Carnap and symbolic spaces
Written by Sil Hamilton in May 2022.

To what extent can one reduce the axioms behind any phenomenon down to their barest nature? We deal with models on a daily basis – models govern our economics, our social interactions, our movement in and around (non-)corporeal environments of all sorts. Our models encode our expectations, our beliefs, and our understanding of what the future should entail given the priors. Models are essential, but what is essential to them is not clear.

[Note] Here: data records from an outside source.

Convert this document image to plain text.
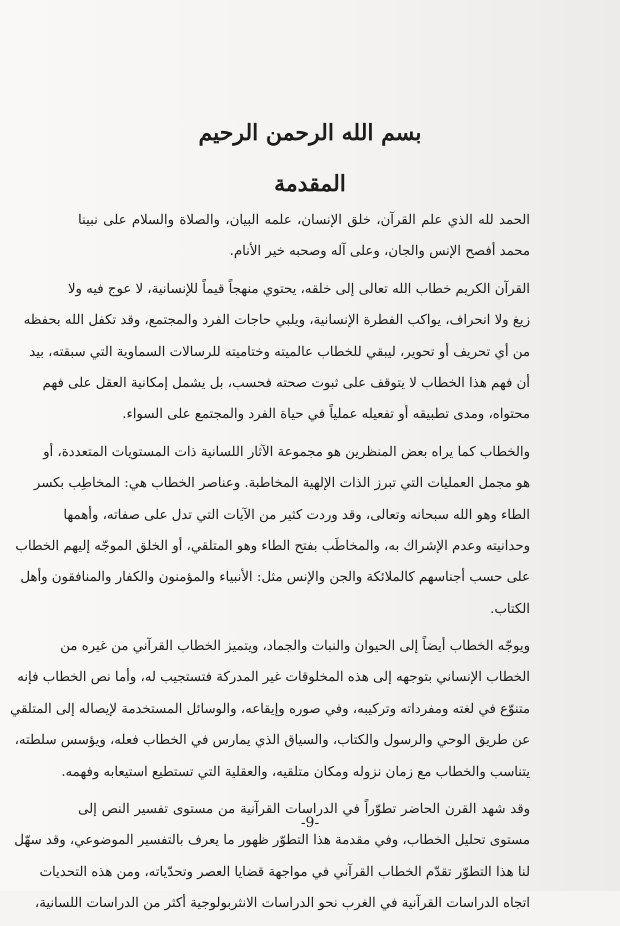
بسم الله الرحمن الرحيم
المقدمة
الحمد لله الذي علم القرآن، خلق الإنسان، علمه البيان، والصلاة والسلام على نبينا
محمد أفصح الإنس والجان، وعلى آله وصحبه خير الأنام.
القرآن الكريم خطاب الله تعالى إلى خلقه، يحتوي منهجاً قيماً للإنسانية، لا عوج فيه ولا
زيغ ولا انحراف، يواكب الفطرة الإنسانية، ويلبي حاجات الفرد والمجتمع، وقد تكفل الله بحفظه
من أي تحريف أو تحوير، ليبقي للخطاب عالميته وختاميته للرسالات السماوية التي سبقته، بيد
أن فهم هذا الخطاب لا يتوقف على ثبوت صحته فحسب، بل يشمل إمكانية العقل على فهم
محتواه، ومدى تطبيقه أو تفعيله عملياً في حياة الفرد والمجتمع على السواء.
والخطاب كما يراه بعض المنظرين هو مجموعة الآثار اللسانية ذات المستويات المتعددة، أو
هو مجمل العمليات التي تبرز الذات الإلهية المخاطبة. وعناصر الخطاب هي: المخاطِب بكسر
الطاء وهو الله سبحانه وتعالى، وقد وردت كثير من الآيات التي تدل على صفاته، وأهمها
وحدانيته وعدم الإشراك به، والمخاطَب بفتح الطاء وهو المتلقي، أو الخلق الموجّه إليهم الخطاب
على حسب أجناسهم كالملائكة والجن والإنس مثل: الأنبياء والمؤمنون والكفار والمنافقون وأهل
الكتاب.
ويوجّه الخطاب أيضاً إلى الحيوان والنبات والجماد، ويتميز الخطاب القرآني من غيره من
الخطاب الإنساني بتوجهه إلى هذه المخلوقات غير المدركة فتستجيب له، وأما نص الخطاب فإنه
متنوّع في لغته ومفرداته وتركيبه، وفي صوره وإيقاعه، والوسائل المستخدمة لإيصاله إلى المتلقي
عن طريق الوحي والرسول والكتاب، والسياق الذي يمارس في الخطاب فعله، ويؤسس سلطته،
يتناسب والخطاب مع زمان نزوله ومكان متلقيه، والعقلية التي تستطيع استيعابه وفهمه.
وقد شهد القرن الحاضر تطوّراً في الدراسات القرآنية من مستوى تفسير النص إلى
مستوى تحليل الخطاب، وفي مقدمة هذا التطوّر ظهور ما يعرف بالتفسير الموضوعي، وقد سهّل
لنا هذا التطوّر تقدّم الخطاب القرآني في مواجهة قضايا العصر وتحدّياته، ومن هذه التحديات
اتجاه الدراسات القرآنية في الغرب نحو الدراسات الانثربولوجية أكثر من الدراسات اللسانية،
-9-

We know their size motivates their utility. Larger models describe more complex phenomena, which allows for better predictions the future. What limits the size of models? Perhaps our own ability to comprehend and compute them. Compressing models is important. What is the minimum size a model can achieve? Rudolf Carnap sought to answer this question in 1928 with his Der Logische Aufbau der Welt, an exploration of the limits of boiling scientific knowledge down.

Carnap sought to unify the sciences by providing a framework for capturing reality in a single description, a notion epitomized in his concept of the world-sentence. The world-sentence was a string of atomic symbols describing the most base relationships between entities occupying the same topological space. Given this world-sentence, one would be able to reconstruct the space in its entirety. That the entities reproducible by the sentence must be mutually present was key: Carnap believed all reality (whether corporeal or not) must occupy the same mathematical space for his framework to take hold.

“That is the discovery of one [single] comprehensive space. All things are in space; any two things are always spatially related to each other. So there is also a path from me to any [given] thing.”

“Every thing is accessible. If someone now claims that a thing of a particular kind exists, I can demand of him that he show me the path from me to the claimed thing.” [1]

Taking the above two quotations at face value, we find Carnap has planted his endeavour in the same roots as those promoting the reductionist campaigns of the latter twentieth century. Carnap yearned for an objective similar to those advancing cybernetics two decades later. By unifying the physical and the conceptual realms, Carnap placed all reality under the purview of mathematics. Mathematics in turn allowed him to capture reality (however reduced or simplified for his purposes) in a single model. Practitioners of the first cognitive revolution (say, Pitts and McCulloch) sought for the same goal. While the Aufbau was eventually abandoned by its creator, Carnap’s goal of seeking a unified symbolic space has since come to light (albeit in a different domain).

Neural models of language are successful. Predicated on distributional semantics, the most successful deep learning implementations date only to 2017. Despite training on unlabelled data, self-supervised models like BERT and GPT develop sophisticated representations of language. Take BERT as an example, which encodes the meaning of a word into a vector of 768 dimensions. When overlying the vectors of multiple semantically-similar words into the same space, it is clear the model encodes information topologically. BERT encodes semantic and syntactic information in the same space. While Chomskyan notions of language may separate the two, advanced language models of sufficient size show this is not the case. This has startling consequences for where our own linguistic faculties emanate from, especially since models like GPT predict in manners similar to specific neural pathways in the human brain.

Scholars are becoming increasingly fascinated with language models. We take note of their scale: verging on trillions of parameters. We see their awesome ability to simultaneously encode information about both language and the physical world; all via unlabelled data. But there are greater consequences. We talk of language models, but what we are seeing is that language is itself a model of reality: it captures semantic information in a web of syntactic relationships. But despite this, we also see GPT and BERT are becoming capable of cognition through language. Language is a model of reality. Language models are models of language. What is a model of a model?

While the Aufbau failed, it is becoming clear there is a growing need to formalize notions of how and why producing models of language results in models of reality. Talk of language models is increasing on a daily basis. Most popular science descriptions of the matter introduce language models as a black box containing little elves who conduct magic. It is true researchers have yet to develop coherent theories of why deep learning on its own is effective. We may understand the precise mechanics, but the big picture continues to be lacking. Struggles in BERTology hearken the struggle for developing theories of consciousness. That said, there may be hope on the horizon. Mathematics has gone through a parallel revolution in the past decades. Growing fields like category theory and homotopy theory represent new attempts at unifying fields under the mathematics and beyond. One feature in category theory relevant to our question is that of descent theory. Descent theory attempts to explain what conditions allow for the creation of losslessly reduced images of more complex objects. It is worth investigating if the topic of modelling interests you.

Language models have brought us to a strange staging area of scientific progress. We have developed symbolic spaces, wherein our symbols are not referents for particular objects but are rather points in spaces, coexisting in a universe all to their own. We develop models on models. Our models are expanding in size, both token-wise and parameter-wise. If we continue to climb this ladder of models upwards, we may find our map stretch and expand.

And through this journey one may encounter a zombified Borges’ Empire, awakening once again.